ECLI:NL:RVS:2025:1531
Raad van State
- Hoger beroep
- Rechtspraak.nl
Hoger beroep tegen afwijzing verblijfsvergunning asiel door minister van Asiel en Migratie
Op 8 april 2025 heeft de Afdeling bestuursrechtspraak van de Raad van State uitspraak gedaan in een hoger beroep van een appellant tegen de minister van Asiel en Migratie. De zaak betreft de afwijzing van een aanvraag voor een verblijfsvergunning asiel voor bepaalde tijd, die door de minister op 11 december 2024 niet in behandeling is genomen. De rechtbank Den Haag, zittingsplaats Roermond, had op 13 februari 2025 het beroep van de appellant ongegrond verklaard. De appellant, vertegenwoordigd door mr. A. van der Toorn, heeft hiertegen hoger beroep ingesteld.

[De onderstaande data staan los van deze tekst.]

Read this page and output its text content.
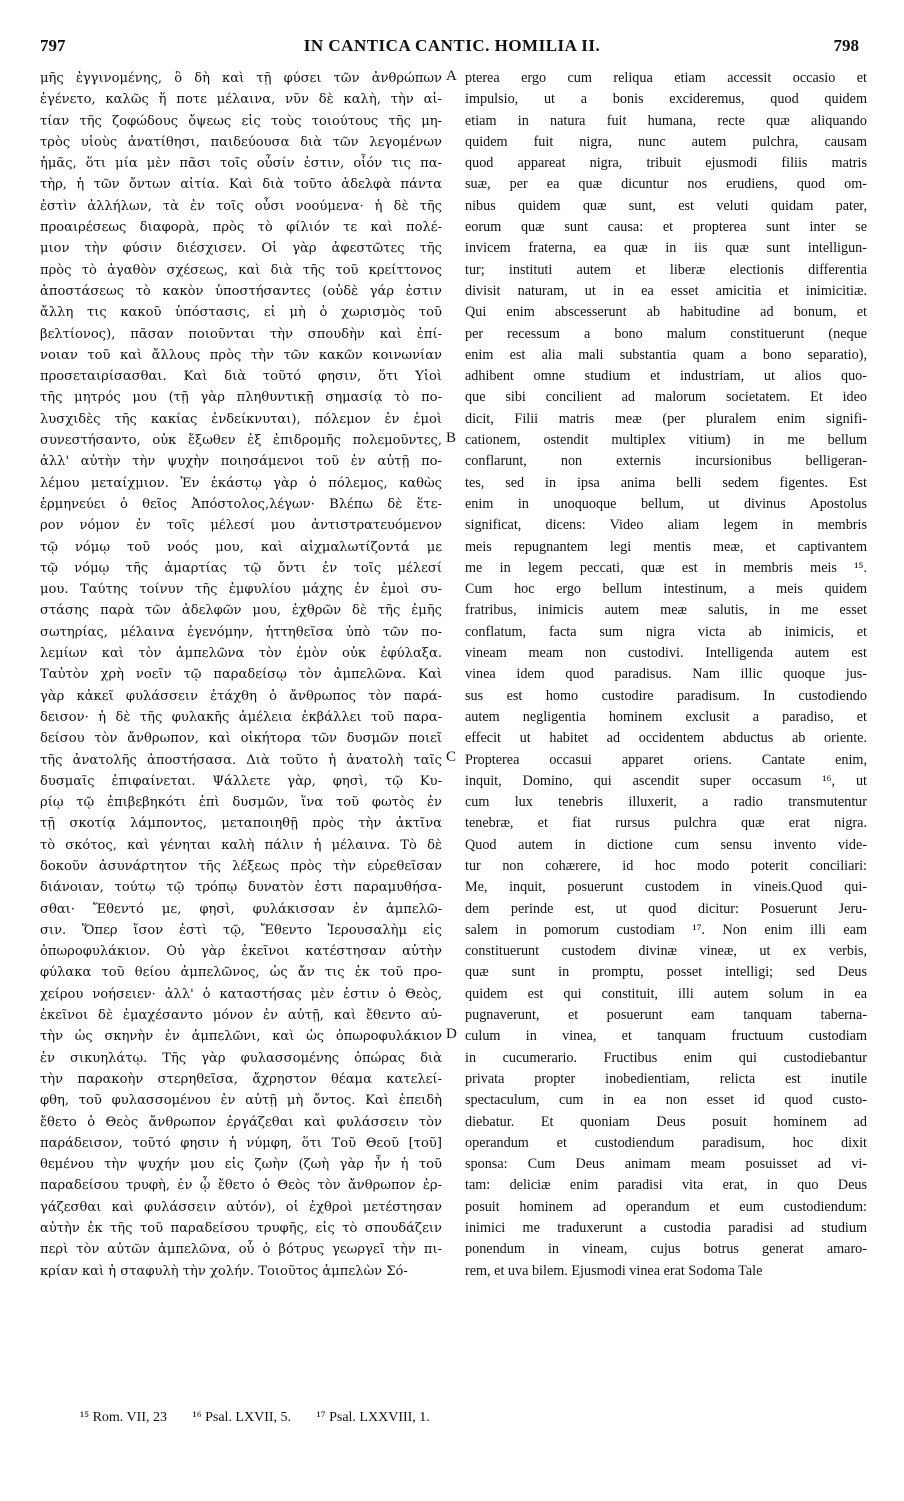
797	IN CANTICA CANTIC. HOMILIA II.	798
μῆς ἐγγινομένης, ὃ δὴ καὶ τῇ φύσει τῶν ἀνθρώπων
ἐγένετο, καλῶς ἥ ποτε μέλαινα, νῦν δὲ καλὴ, τὴν αἰ-
τίαν τῆς ζοφώδους ὄψεως εἰς τοὺς τοιούτους τῆς μη-
τρὸς υἱοὺς ἀνατίθησι, παιδεύουσα διὰ τῶν λεγομένων
ἡμᾶς, ὅτι μία μὲν πᾶσι τοῖς οὖσίν ἐστιν, οἷόν τις πα-
τὴρ, ἡ τῶν ὄντων αἰτία. Καὶ διὰ τοῦτο ἀδελφὰ πάντα
ἐστὶν ἀλλήλων, τὰ ἐν τοῖς οὖσι νοούμενα· ἡ δὲ τῆς
προαιρέσεως διαφορὰ, πρὸς τὸ φίλιόν τε καὶ πολέ-
μιον τὴν φύσιν διέσχισεν. Οἱ γὰρ ἀφεστῶτες τῆς
πρὸς τὸ ἀγαθὸν σχέσεως, καὶ διὰ τῆς τοῦ κρείττονος
ἀποστάσεως τὸ κακὸν ὑποστήσαντες (οὐδὲ γάρ ἐστιν
ἄλλη τις κακοῦ ὑπόστασις, εἰ μὴ ὁ χωρισμὸς τοῦ
βελτίονος), πᾶσαν ποιοῦνται τὴν σπουδὴν καὶ ἐπί-
νοιαν τοῦ καὶ ἄλλους πρὸς τὴν τῶν κακῶν κοινωνίαν
προσεταιρίσασθαι. Καὶ διὰ τοῦτό φησιν, ὅτι Υἱοὶ
τῆς μητρός μου (τῇ γὰρ πληθυντικῇ σημασίᾳ τὸ πο-
λυσχιδὲς τῆς κακίας ἐνδείκνυται), πόλεμον ἐν ἐμοὶ
συνεστήσαντο, οὐκ ἔξωθεν ἐξ ἐπιδρομῆς πολεμοῦντες,
ἀλλ' αὐτὴν τὴν ψυχὴν ποιησάμενοι τοῦ ἐν αὐτῇ πο-
λέμου μεταίχμιον. Ἐν ἑκάστῳ γὰρ ὁ πόλεμος, καθὼς
ἑρμηνεύει ὁ θεῖος Ἀπόστολος,λέγων· Βλέπω δὲ ἕτε-
ρον νόμον ἐν τοῖς μέλεσί μου ἀντιστρατευόμενον
τῷ νόμῳ τοῦ νοός μου, καὶ αἰχμαλωτίζοντά με
τῷ νόμῳ τῆς ἁμαρτίας τῷ ὄντι ἐν τοῖς μέλεσί
μου. Ταύτης τοίνυν τῆς ἐμφυλίου μάχης ἐν ἐμοὶ συ-
στάσης παρὰ τῶν ἀδελφῶν μου, ἐχθρῶν δὲ τῆς ἐμῆς
σωτηρίας, μέλαινα ἐγενόμην, ἡττηθεῖσα ὑπὸ τῶν πο-
λεμίων καὶ τὸν ἀμπελῶνα τὸν ἐμὸν οὐκ ἐφύλαξα.
Ταὐτὸν χρὴ νοεῖν τῷ παραδείσῳ τὸν ἀμπελῶνα. Καὶ
γὰρ κἀκεῖ φυλάσσειν ἐτάχθη ὁ ἄνθρωπος τὸν παρά-
δεισον· ἡ δὲ τῆς φυλακῆς ἀμέλεια ἐκβάλλει τοῦ παρα-
δείσου τὸν ἄνθρωπον, καὶ οἰκήτορα τῶν δυσμῶν ποιεῖ
τῆς ἀνατολῆς ἀποστήσασα. Διὰ τοῦτο ἡ ἀνατολὴ ταῖς
δυσμαῖς ἐπιφαίνεται. Ψάλλετε γὰρ, φησὶ, τῷ Κυ-
ρίῳ τῷ ἐπιβεβηκότι ἐπὶ δυσμῶν, ἵνα τοῦ φωτὸς ἐν
τῇ σκοτίᾳ λάμποντος, μεταποιηθῇ πρὸς τὴν ἀκτῖνα
τὸ σκότος, καὶ γένηται καλὴ πάλιν ἡ μέλαινα. Τὸ δὲ
δοκοῦν ἀσυνάρτητον τῆς λέξεως πρὸς τὴν εὑρεθεῖσαν
διάνοιαν, τούτῳ τῷ τρόπῳ δυνατὸν ἐστι παραμυθήσα-
σθαι· Ἔθεντό με, φησὶ, φυλάκισσαν ἐν ἀμπελῶ-
σιν. Ὅπερ ἴσον ἐστὶ τῷ, Ἔθεντο Ἰερουσαλὴμ εἰς
ὀπωροφυλάκιον. Οὐ γὰρ ἐκεῖνοι κατέστησαν αὐτὴν
φύλακα τοῦ θείου ἀμπελῶνος, ὡς ἄν τις ἐκ τοῦ προ-
χείρου νοήσειεν· ἀλλ' ὁ καταστήσας μὲν ἐστιν ὁ Θεὸς,
ἐκεῖνοι δὲ ἐμαχέσαντο μόνον ἐν αὐτῇ, καὶ ἔθεντο αὐ-
τὴν ὡς σκηνὴν ἐν ἀμπελῶνι, καὶ ὡς ὀπωροφυλάκιον
ἐν σικυηλάτῳ. Τῆς γὰρ φυλασσομένης ὀπώρας διὰ
τὴν παρακοὴν στερηθεῖσα, ἄχρηστον θέαμα κατελεί-
φθη, τοῦ φυλασσομένου ἐν αὐτῇ μὴ ὄντος. Καὶ ἐπειδὴ
ἔθετο ὁ Θεὸς ἄνθρωπον ἐργάζεθαι καὶ φυλάσσειν τὸν
παράδεισον, τοῦτό φησιν ἡ νύμφη, ὅτι Τοῦ Θεοῦ [τοῦ]
θεμένου τὴν ψυχήν μου εἰς ζωὴν (ζωὴ γὰρ ἦν ἡ τοῦ
παραδείσου τρυφὴ, ἐν ᾧ ἔθετο ὁ Θεὸς τὸν ἄνθρωπον ἐρ-
γάζεσθαι καὶ φυλάσσειν αὐτόν), οἱ ἐχθροὶ μετέστησαν
αὐτὴν ἐκ τῆς τοῦ παραδείσου τρυφῆς, εἰς τὸ σπουδάζειν
περὶ τὸν αὐτῶν ἀμπελῶνα, οὗ ὁ βότρυς γεωργεῖ τὴν πι-
κρίαν καὶ ἡ σταφυλὴ τὴν χολήν. Τοιοῦτος ἀμπελὼν Σό-
pterea ergo cum reliqua etiam accessit occasio et
impulsio, ut a bonis excideremus, quod quidem
etiam in natura fuit humana, recte quæ aliquando
quidem fuit nigra, nunc autem pulchra, causam
quod appareat nigra, tribuit ejusmodi filiis matris
suæ, per ea quæ dicuntur nos erudiens, quod om-
nibus quidem quæ sunt, est veluti quidam pater,
eorum quæ sunt causa: et propterea sunt inter se
invicem fraterna, ea quæ in iis quæ sunt intelligun-
tur; instituti autem et liberæ electionis differentia
divisit naturam, ut in ea esset amicitia et inimicitiæ.
Qui enim abscesserunt ab habitudine ad bonum, et
per recessum a bono malum constituerunt (neque
enim est alia mali substantia quam a bono separatio),
adhibent omne studium et industriam, ut alios quo-
que sibi concilient ad malorum societatem. Et ideo
dicit, Filii matris meæ (per pluralem enim signifi-
cationem, ostendit multiplex vitium) in me bellum
conflarunt, non externis incursionibus belligeran-
tes, sed in ipsa anima belli sedem figentes. Est
enim in unoquoque bellum, ut divinus Apostolus
significat, dicens: Video aliam legem in membris
meis repugnantem legi mentis meæ, et captivantem
me in legem peccati, quæ est in membris meis ¹⁵.
Cum hoc ergo bellum intestinum, a meis quidem
fratribus, inimicis autem meæ salutis, in me esset
conflatum, facta sum nigra victa ab inimicis, et
vineam meam non custodivi. Intelligenda autem est
vinea idem quod paradisus. Nam illic quoque jus-
sus est homo custodire paradisum. In custodiendo
autem negligentia hominem exclusit a paradiso, et
effecit ut habitet ad occidentem abductus ab oriente.
Propterea occasui apparet oriens. Cantate enim,
inquit, Domino, qui ascendit super occasum ¹⁶, ut
cum lux tenebris illuxerit, a radio transmutentur
tenebræ, et fiat rursus pulchra quæ erat nigra.
Quod autem in dictione cum sensu invento vide-
tur non cohærere, id hoc modo poterit conciliari:
Me, inquit, posuerunt custodem in vineis.Quod qui-
dem perinde est, ut quod dicitur: Posuerunt Jeru-
salem in pomorum custodiam ¹⁷. Non enim illi eam
constituerunt custodem divinæ vineæ, ut ex verbis,
quæ sunt in promptu, posset intelligi; sed Deus
quidem est qui constituit, illi autem solum in ea
pugnaverunt, et posuerunt eam tanquam taberna-
culum in vinea, et tanquam fructuum custodiam
in cucumerario. Fructibus enim qui custodiebantur
privata propter inobedientiam, relicta est inutile
spectaculum, cum in ea non esset id quod custo-
diebatur. Et quoniam Deus posuit hominem ad
operandum et custodiendum paradisum, hoc dixit
sponsa: Cum Deus animam meam posuisset ad vi-
tam: deliciæ enim paradisi vita erat, in quo Deus
posuit hominem ad operandum et eum custodiendum:
inimici me traduxerunt a custodia paradisi ad studium
ponendum in vineam, cujus botrus generat amaro-
rem, et uva bilem. Ejusmodi vinea erat Sodoma Tale
A
B
C
D
¹⁵ Rom. VII, 23 ¹⁶ Psal. LXVII, 5. ¹⁷ Psal. LXXVIII, 1.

De Afdeling heeft overwogen dat het hoger beroep niet leidt tot vernietiging van de uitspraak van de rechtbank. De reden hiervoor is dat het hogerberoepschrift geen vragen bevat die in het belang van de rechtseenheid, de rechtsontwikkeling of de rechtsbescherming in algemene zin beantwoord moeten worden. Bovendien is er een rechtsvraag aan de orde die eerder door de Afdeling is beantwoord, waardoor er geen aanleiding is om in dit geval anders te oordelen.
De uitspraak van de rechtbank wordt bevestigd en de minister hoeft geen proceskosten te vergoeden. De beslissing is genomen door mr. C.C.W. Lange, lid van de enkelvoudige kamer, in tegenwoordigheid van mr. T.W.A. Weber, griffier. De uitspraak is openbaar uitgesproken op 8 april 2025.